The effectiveness of natalizumab vs fingolimod-A comparison of international registry studies.

Mult Scler Relat Disord 2021 May 8;53:103012. Epub 2021 May 8.

KTU Medical Faculty Farabi Hospital, Trabzon, Turkey.

Background: Natalizumab and fingolimod were the first preparations recommended for disease breakthrough in priorly treated relapsing-remitting multiple sclerosis. Of three published head-to-head studies two showed that natalizumab is the more effective to prevent relapses and EDSS worsening.

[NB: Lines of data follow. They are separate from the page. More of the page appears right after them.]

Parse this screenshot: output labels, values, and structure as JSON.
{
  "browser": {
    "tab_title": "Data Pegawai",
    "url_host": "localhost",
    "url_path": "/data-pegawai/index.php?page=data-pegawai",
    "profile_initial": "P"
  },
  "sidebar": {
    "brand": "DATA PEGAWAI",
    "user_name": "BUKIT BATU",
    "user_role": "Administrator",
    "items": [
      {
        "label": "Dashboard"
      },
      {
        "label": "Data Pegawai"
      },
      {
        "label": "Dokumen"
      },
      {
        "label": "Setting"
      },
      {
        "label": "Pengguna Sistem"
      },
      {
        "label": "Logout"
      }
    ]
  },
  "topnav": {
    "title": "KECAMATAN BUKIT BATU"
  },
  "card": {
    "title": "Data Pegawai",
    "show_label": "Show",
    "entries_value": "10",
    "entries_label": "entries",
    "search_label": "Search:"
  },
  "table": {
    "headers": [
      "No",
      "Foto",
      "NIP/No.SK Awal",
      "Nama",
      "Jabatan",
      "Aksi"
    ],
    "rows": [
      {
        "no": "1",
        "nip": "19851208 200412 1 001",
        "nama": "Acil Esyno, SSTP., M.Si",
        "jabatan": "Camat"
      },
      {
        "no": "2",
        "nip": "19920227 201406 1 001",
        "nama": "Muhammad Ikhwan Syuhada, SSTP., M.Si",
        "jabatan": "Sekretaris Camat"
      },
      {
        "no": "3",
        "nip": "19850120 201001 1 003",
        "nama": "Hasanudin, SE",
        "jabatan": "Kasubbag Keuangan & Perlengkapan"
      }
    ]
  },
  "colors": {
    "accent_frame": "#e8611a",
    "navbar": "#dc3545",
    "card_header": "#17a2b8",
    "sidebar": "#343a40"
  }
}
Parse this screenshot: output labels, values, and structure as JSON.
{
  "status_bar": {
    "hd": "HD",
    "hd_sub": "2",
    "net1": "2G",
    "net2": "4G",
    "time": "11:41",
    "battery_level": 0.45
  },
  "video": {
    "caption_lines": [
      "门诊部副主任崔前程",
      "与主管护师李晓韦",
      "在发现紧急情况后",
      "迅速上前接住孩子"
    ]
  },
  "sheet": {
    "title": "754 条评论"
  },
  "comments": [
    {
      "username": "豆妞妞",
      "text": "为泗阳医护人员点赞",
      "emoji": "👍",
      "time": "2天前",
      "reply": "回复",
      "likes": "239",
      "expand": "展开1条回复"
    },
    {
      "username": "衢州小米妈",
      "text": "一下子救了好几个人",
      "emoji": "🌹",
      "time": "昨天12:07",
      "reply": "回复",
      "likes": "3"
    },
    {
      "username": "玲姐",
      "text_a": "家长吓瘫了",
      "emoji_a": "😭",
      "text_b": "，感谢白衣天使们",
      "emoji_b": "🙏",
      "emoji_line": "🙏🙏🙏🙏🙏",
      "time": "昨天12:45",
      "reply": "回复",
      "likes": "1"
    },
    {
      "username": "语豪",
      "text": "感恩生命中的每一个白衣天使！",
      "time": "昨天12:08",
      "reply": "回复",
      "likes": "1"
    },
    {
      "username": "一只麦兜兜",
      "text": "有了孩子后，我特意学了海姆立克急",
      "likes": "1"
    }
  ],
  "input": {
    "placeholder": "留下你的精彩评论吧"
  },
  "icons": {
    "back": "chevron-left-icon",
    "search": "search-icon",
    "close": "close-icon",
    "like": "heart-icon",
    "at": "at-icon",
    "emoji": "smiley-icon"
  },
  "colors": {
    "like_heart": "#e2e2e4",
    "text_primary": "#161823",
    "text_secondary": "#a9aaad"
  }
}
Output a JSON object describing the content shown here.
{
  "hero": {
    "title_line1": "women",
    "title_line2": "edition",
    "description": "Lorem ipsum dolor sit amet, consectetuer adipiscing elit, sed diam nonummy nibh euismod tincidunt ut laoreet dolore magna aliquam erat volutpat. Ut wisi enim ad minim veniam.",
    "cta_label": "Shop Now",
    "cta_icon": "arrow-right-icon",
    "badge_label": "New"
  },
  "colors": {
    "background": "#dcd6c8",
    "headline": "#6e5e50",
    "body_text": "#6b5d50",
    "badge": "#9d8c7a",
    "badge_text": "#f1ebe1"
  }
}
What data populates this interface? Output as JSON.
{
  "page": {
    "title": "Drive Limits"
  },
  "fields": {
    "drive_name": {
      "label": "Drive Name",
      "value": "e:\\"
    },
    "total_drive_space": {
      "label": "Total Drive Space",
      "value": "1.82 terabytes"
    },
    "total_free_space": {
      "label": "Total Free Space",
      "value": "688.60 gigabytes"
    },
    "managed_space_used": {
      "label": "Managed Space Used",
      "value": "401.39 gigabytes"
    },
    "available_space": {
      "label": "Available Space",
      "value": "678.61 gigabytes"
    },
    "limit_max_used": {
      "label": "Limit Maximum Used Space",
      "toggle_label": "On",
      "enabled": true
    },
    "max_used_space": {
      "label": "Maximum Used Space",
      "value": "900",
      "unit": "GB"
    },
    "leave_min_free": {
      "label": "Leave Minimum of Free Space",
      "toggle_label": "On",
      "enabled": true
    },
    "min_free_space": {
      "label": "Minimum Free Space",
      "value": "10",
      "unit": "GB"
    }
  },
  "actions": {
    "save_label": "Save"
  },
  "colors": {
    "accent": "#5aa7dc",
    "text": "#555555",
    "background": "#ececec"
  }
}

Methods: By re-analyzing original published results from MSBase, France, and Denmark using uniform methodologies, we aimed at identifying the effects of differences in methodology, in the MS-populations, and at re-evaluating the differences in effectiveness between the two drugs. We gained access to copies of the individual amended databases and pooled all data. We used uniform inclusion/exclusion criteria and statistical methods with Inverse Probability Treatment Weighting.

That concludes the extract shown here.